Antes do que indicavam as projeções iniciais, o Brasil ultrapassou os Estados Unidos e assumiu a liderança mundial na produção de carne bovina, consolidando sua posição como principal potência global do setor. O avanço é resultado de uma combinação de fatores estruturais e conjunturais que vêm transformando a pecuária brasileira nos últimos anos, com impactos diretos tanto no mercado internacional quanto no consumo interno.
O crescimento acelerado da produção está diretamente ligado aos ganhos expressivos de produtividade. Fazendas passaram a adotar tecnologias mais avançadas de manejo, genética e nutrição animal, o que permitiu reduzir o tempo de engorda e elevar o peso médio dos bovinos abatidos. Animais mais pesados significam maior volume de carne por cabeça, ampliando a oferta sem a necessidade de expansão proporcional das áreas de pastagem. Paralelamente, frigoríficos investiram em modernização de processos, automação e logística, aumentando a eficiência industrial e reduzindo perdas ao longo da cadeia produtiva.

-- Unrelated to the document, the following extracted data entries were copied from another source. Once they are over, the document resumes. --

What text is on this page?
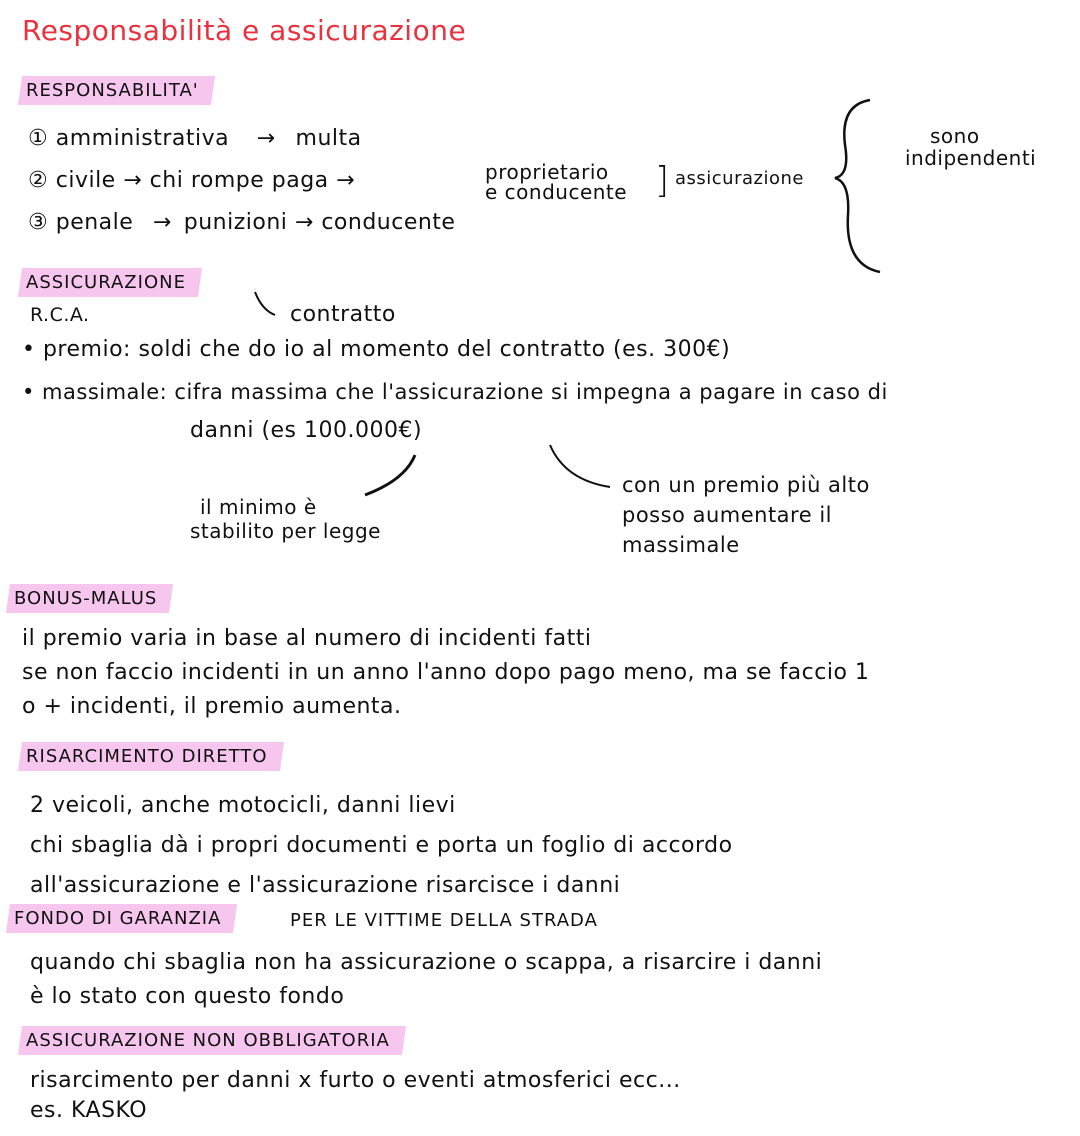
Responsabilità e assicurazione
RESPONSABILITA'
① amministrativa → multa
② civile → chi rompe paga →	proprietario
e conducente ] assicurazione
③ penale → punizioni → conducente
sono
indipendenti
ASSICURAZIONE
R.C.A.	contratto
• premio: soldi che do io al momento del contratto (es. 300€)
• massimale: cifra massima che l'assicurazione si impegna a pagare in caso di
danni (es 100.000€)
il minimo è
stabilito per legge
con un premio più alto
posso aumentare il
massimale
BONUS-MALUS
il premio varia in base al numero di incidenti fatti
se non faccio incidenti in un anno l'anno dopo pago meno, ma se faccio 1
o + incidenti, il premio aumenta.
RISARCIMENTO DIRETTO
2 veicoli, anche motocicli, danni lievi
chi sbaglia dà i propri documenti e porta un foglio di accordo
all'assicurazione e l'assicurazione risarcisce i danni
FONDO DI GARANZIA	PER LE VITTIME DELLA STRADA
quando chi sbaglia non ha assicurazione o scappa, a risarcire i danni
è lo stato con questo fondo
ASSICURAZIONE NON OBBLIGATORIA
risarcimento per danni x furto o eventi atmosferici ecc...
es. KASKO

Outro fator decisivo para o desempenho brasileiro foi a forte demanda externa, especialmente da China. O país asiático ampliou significativamente as importações de carne bovina brasileira para atender ao crescimento do consumo interno, impulsionado pela urbanização acelerada e pela elevação da renda de parte da população. Além disso, dificuldades sanitárias enfrentadas por outros grandes produtores globais abriram espaço para que o Brasil ampliasse sua participação no mercado internacional, fortalecendo sua imagem como fornecedor confiável e competitivo.
No mercado interno, o cenário também contribuiu para o aumento da produção. Embora a carne bovina tenha registrado elevação expressiva de preços, o consumo de proteínas animais permaneceu aquecido, com destaque para o frango e a carne suína. Essa diversificação no consumo ajudou a sustentar o ritmo da produção pecuária como um todo, garantindo escala, estabilidade e maior integração entre os diferentes segmentos da cadeia de proteínas no país.
Apesar de consolidar o Brasil como protagonista no mercado global de carnes, o avanço da produção veio acompanhado de efeitos colaterais sentidos pelo consumidor. Desde 2019, os preços das carnes no mercado interno praticamente dobraram, acumulando uma alta muito superior à inflação geral do período. Esse aumento é explicado por uma combinação de fatores, como a valorização das exportações, a elevação dos custos de produção, incluindo ração, energia e transporte, além da maior integração do mercado brasileiro aos preços internacionais.
Especialistas apontam que a liderança global traz oportunidades, mas também desafios. De um lado, o Brasil fortalece sua balança comercial, gera empregos e amplia sua relevância estratégica no comércio internacional de alimentos. De outro, cresce o debate sobre como equilibrar a competitividade externa com o abastecimento interno e a proteção do poder de compra da população. O cenário reforça a importância de políticas públicas e estratégias do setor privado voltadas à eficiência, sustentabilidade e previsibilidade, para que o crescimento da produção caminhe junto com a estabilidade dos preços e a segurança alimentar no país.